El kiosco de las transiciones

Álvaro Romero @aromerobernal1 /
21 may 2017 / 21:33 h - Actualizado: 21 may 2017 / 21:37 h.
"Periodismo","Juguetes"
  • Jerónimo, delante de su kiosco que sigue vendiendo periódicos y revistas, además de chucherías. / Á.R.
    Jerónimo, delante de su kiosco que sigue vendiendo periódicos y revistas, además de chucherías. / Á.R.

Jerónimo Albarrán padre, el que abrió el famoso kiosco de la General en Los Palacios y Villafranca –como se conocía a la travesía de la N-IV por el corazón del pueblo–, no montó el tenderete directamente cuando dejó de trabajar para Perico El Chirlo, sino que puso solamente una chapa de la que colgaban tebeos de la época. Corría el año 1976, Franco acababa de morir, el periódico El País temblaba en cambio de recién nacido, y en los ayuntamientos no había calado aún la transición del régimen a las democráticas estructuras. El kiosco de Jerónimo se convirtió muy rápido en un punto de referencia incluso geográfico dentro de la localidad, «en una especie de parada para la gente que iba a Sevilla o a los poblados de la marisma», explica Jerónimo hijo, que recuerda cómo mucha gente «quedaba aquí para que la recogiese en coche algún familiar o vecino al pasar». Era la época en que solo había una gasolinera en el pueblo, y estaba al lado del kiosco, y todo el mundo la llamaba El surtidor...

Jerónimo padre había llegado sin un duro desde la localidad gaditana de Olvera y se había casado con una chica palaciega.
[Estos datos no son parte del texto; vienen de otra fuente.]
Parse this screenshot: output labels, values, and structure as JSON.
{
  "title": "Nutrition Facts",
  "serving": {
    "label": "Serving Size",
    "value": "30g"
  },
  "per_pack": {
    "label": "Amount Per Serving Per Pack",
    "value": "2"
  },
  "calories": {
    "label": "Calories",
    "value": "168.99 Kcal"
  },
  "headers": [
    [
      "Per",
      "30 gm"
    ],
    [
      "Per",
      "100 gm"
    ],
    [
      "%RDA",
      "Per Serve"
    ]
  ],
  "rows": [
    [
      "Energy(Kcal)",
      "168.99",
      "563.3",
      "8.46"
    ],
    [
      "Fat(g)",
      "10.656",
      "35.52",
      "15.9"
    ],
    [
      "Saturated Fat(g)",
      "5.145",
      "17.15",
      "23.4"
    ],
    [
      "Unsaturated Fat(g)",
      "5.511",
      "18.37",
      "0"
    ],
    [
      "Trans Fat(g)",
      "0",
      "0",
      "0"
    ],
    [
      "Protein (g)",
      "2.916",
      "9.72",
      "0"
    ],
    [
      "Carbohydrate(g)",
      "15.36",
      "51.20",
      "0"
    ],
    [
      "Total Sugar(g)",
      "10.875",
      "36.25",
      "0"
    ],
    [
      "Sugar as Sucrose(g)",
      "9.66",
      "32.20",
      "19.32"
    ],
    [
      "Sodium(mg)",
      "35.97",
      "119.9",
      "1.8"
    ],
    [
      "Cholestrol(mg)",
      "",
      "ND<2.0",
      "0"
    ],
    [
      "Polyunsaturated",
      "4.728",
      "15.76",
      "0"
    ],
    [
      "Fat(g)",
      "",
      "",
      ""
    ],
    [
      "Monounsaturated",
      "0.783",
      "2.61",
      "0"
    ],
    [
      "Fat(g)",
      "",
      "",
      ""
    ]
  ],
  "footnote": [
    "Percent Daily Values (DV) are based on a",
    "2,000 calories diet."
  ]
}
Por aquel entonces tenía ya dos o tres chapas, no una sola, y al poco tiempo colocó el techo que convirtió su tenderete en algo mucho más parecido a un kiosco. Entonces pudo empezar a vender prensa. «Yo recuerdo de chico que se vendía mucho el periódico Ya», dice Jerónimo hijo, el responsable, desde que murió su padre hace cinco años, de este establecimiento que es un auténtico símbolo de la transición en este pueblo en el que solo a partir de entonces se generalizó la compra de periódicos y revistas. Hubo una época –la gran época del papel, antes de que irrumpiera el meteorito digital que ha dado para otras transiciones– «en que aquí ganamos mucho dinero», confiesa Jerónimo. «En mi casa hemos podido vivir de esto, pero ya la cosa empezó a ir peor, como todo», cuenta mientras se le acerca un cliente para llevarse dos periódicos dominicales elegidos de entre todas las cabeceras que se muestran bajo las chucherías, ya más abundantes que los rotativos.

Desde hace unos años, el kiosco de Jerónimo ha alcanzado nueva celebridad en otra transición reversible: la de la nostalgia por el tiempo perdido que tuvo también sus propios objetos, que vuelven... Así, cada temporada se reúnen en torno al establecimiento decenas de chiquillos acompañados de sus padres para intercambiar los cromos de la Liga de Fútbol. En mesitas playeras, se llevan a cabo las negociaciones que apasionan a veces más a los mayores, que son quienes establecen normas como tres cromos a cambio de un galáctico o diez céntimos por cartita que no se tenga... También se han organizado ferias del libro antiguo, con material del propio Jerónimo y otros amigos que han puesto tenderetes con auténticas joyas de coleccionistas.

Ayer mismo se organizó aquí una exposición y venta de juguetes antiguos que duró toda la jornada. Había Mercedes-Benz de juguete –teledirigidos pero atados a un cable– que costaban cien euros, pero también muñecas de otra época, indios en paquetitos, juguetes de mesa de hace casi medio siglo, caballitos de cartón, alcancías, recortables, camioncitos, yoyós o libros de héroes olvidados... Los niños lo miraban todo con el asombro de ver a sus padres heridos de melancolía.

«En realidad todas estas cosas las tenía ya mi padre», recuerda Jerónimo, «que me enseñó a hacerlo todo con la mano izquierda», porque Jerónimo padre tenía la mano derecha inutilizada como un Cervantes también ingenioso en la cultura de lo popular por entregas, de los libros curiosos, de las enciclopedias raras, de los cuadernillos de caligrafía, las novelitas de Corín Tellado y las fábulas infantiles.

Todas esas exquisitas rarezas han sobrevivido a las revistas de los años 90, que «ya no me interesan porque no son negocio», dice ahora el último de los jerónimos, «dándole vueltas todo el día al coco para innovar» a partir de todos los resortes que pinchan la añoranza de quien solo pasa por aquí.